Pasaron tres días, y Jesús aún no podía tener la información completa de dónde encontrar ese aparato.

Atziri desayunaba en una fonda cercana al palacio municipal, cuando vio al alcalde llegar, con un semblante deprimido.

―¿Por qué esa cara, licenciado? ―le preguntó la encargada.

―Esos necios de la SEP ―el alcalde suspiró―. Me tienen harto. No quiero tener tantos profesores mal pagados y desempleados en San Basilio.

Atziri frunció los labios mientras meneaba su café. Era inverosímil. La misma gente de san Basilio había ofrecido apoyos para mantener al menos a los profesores actuales, pero los directivos de la SEP simplemente estaban aferrados a que todo debía apegarse a las nuevas reformas.

Pensaba en ello cuando un hombre joven muy moreno, sin mayor atractivo que unos ojos negros muy grandes, se sentó en su misma mesa.

―Perdona el atrevimiento ―comentó―. Mi nombre es Josué y llevo poco viviendo en san Basilio. Todos los jueves te veo almorzar aquí y me preguntaba…

―Sí, te reconozco ―Atziri lo interrumpió―, tu novia trabaja en la empresa que da soporte técnico al equipo del museo.

―Ah sí, pero ya es como si no fuéramos novios, ¿sabes? Ella siempre está de malas, y…

―Déjame adivinar, ya ni deja que la toques, ¿cierto?

Atziri esbozó una sonrisa amarga. Desde niña, ella había sido considerada una de las mujeres más hermosas de su ciudad, tanto que muchos hombres adinerados habían ofrecido fuertes dotes a sus padres para que la entregaran en matrimonio. Tenía 13 años cuando conoció al príncipe K’an, el segundo hijo del emperador. Era un joven 12 años mayor, ya casado y con hijos, y aunque se acostumbraba que los príncipes pudieran tener concubinas, el padre de Atziri estaba más interesado en que su hija fuera la esposa de uno de los sacerdotes de la ciudad que en el segundo en sucesión al trono.

Pero K’an no se dio por vencido fácilmente, convenció a Atziri con mentiras, mentiras que justo comenzaron con esa frase: “mi mujer ya no deja ni que la toque”. Enamoró a Atziri con esas promesas falsas y la convirtió al fin en su concubina, haciéndole creer que ella sería la única dueña de su corazón.
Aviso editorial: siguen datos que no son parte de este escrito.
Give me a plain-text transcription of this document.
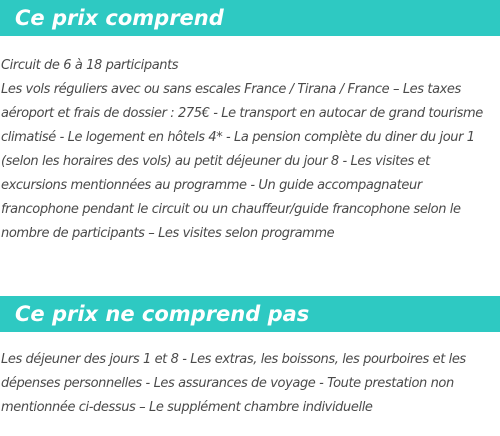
Ce prix comprend

Circuit de 6 à 18 participants

Les vols réguliers avec ou sans escales France / Tirana / France – Les taxes aéroport et frais de dossier : 275€ - Le transport en autocar de grand tourisme climatisé - Le logement en hôtels 4* - La pension complète du diner du jour 1 (selon les horaires des vols) au petit déjeuner du jour 8 - Les visites et excursions mentionnées au programme - Un guide accompagnateur francophone pendant le circuit ou un chauffeur/guide francophone selon le nombre de participants – Les visites selon programme

Ce prix ne comprend pas

Les déjeuner des jours 1 et 8 - Les extras, les boissons, les pourboires et les dépenses personnelles - Les assurances de voyage - Toute prestation non mentionnée ci-dessus – Le supplément chambre individuelle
Pero pronto se dio cuenta de que la esposa principal volvió a embarazarse, lo cual desmentía al príncipe. Y no sólo eso, con el pasar de los años, K’an iba de una mujer a otra, añadiendo más y más a su harem hasta tener a Atziri sólo como un objeto de uso personal con el cual jugaba de vez en cuando para volverla a dejar abandonada hasta por años.

Atziri no pudo tener hijos por problemas en su matriz, así que a los 30 decidió escapar, se fue a un pueblo en la costa este y ahí trabajó como curandera por el resto de su vida hasta que los magos la eligieron para ser parte de su élite.

Y en tantos siglos de vida fue testigo una y otra vez de hombres que, como Josué, recurrían a las mentiras y a la lástima para obtener amantes, vio el daño que estos dejaban a su paso y los detestaba en verdad.

―En efecto ―comentó Josué―¸ no deja que la toque…

―Sí, y no tardas en decirme: “por ti sería capaz de dejarla” ―interrumpió Atziri―. Todos los que son como tú siempre dicen lo mismo. Además ―Atziri tomó un sorbo de café ―, conozco a Celia. Creo que sabes lo que eso significa.

―¿Celia? ―Josué se hizo hacia atrás, titubeante―. Ella es mi tía, no sé a qué te refieres.

―Me refiero a que es difícil creer la historia que me acabas de contar cuando es evidente que tu novia no es capaz de hablar con otros chicos por respeto… o más bien, por su terrible timidez ―Atziri se levantó ―, mientras tú te besuqueas con una mujer del doble de tu edad, engañas a tu mujer diciéndole que es tu tía, y, aún con todo eso, evidentemente quieres conquistarme.

Atziri tomó su taza de café y se fue a otra mesa. Pero Josué no se daba por vencido. La siguió hasta allá, aumentando sus mentiras, diciendo que muchas mujeres lo persiguen y que, aunque él no tiene interés, los celos de su novia ya lo tienen harto y estresado, pues en su versión bizarra de los hechos, para Josué, Betty era una manipuladora que lo maltrataba sicológicamente. Cuando Atziri notó que él no quitaría el dedo del renglón, simplemente se apresuró a comer los huevos rancheros que recién le habían servido, para no tener que escucharlo más.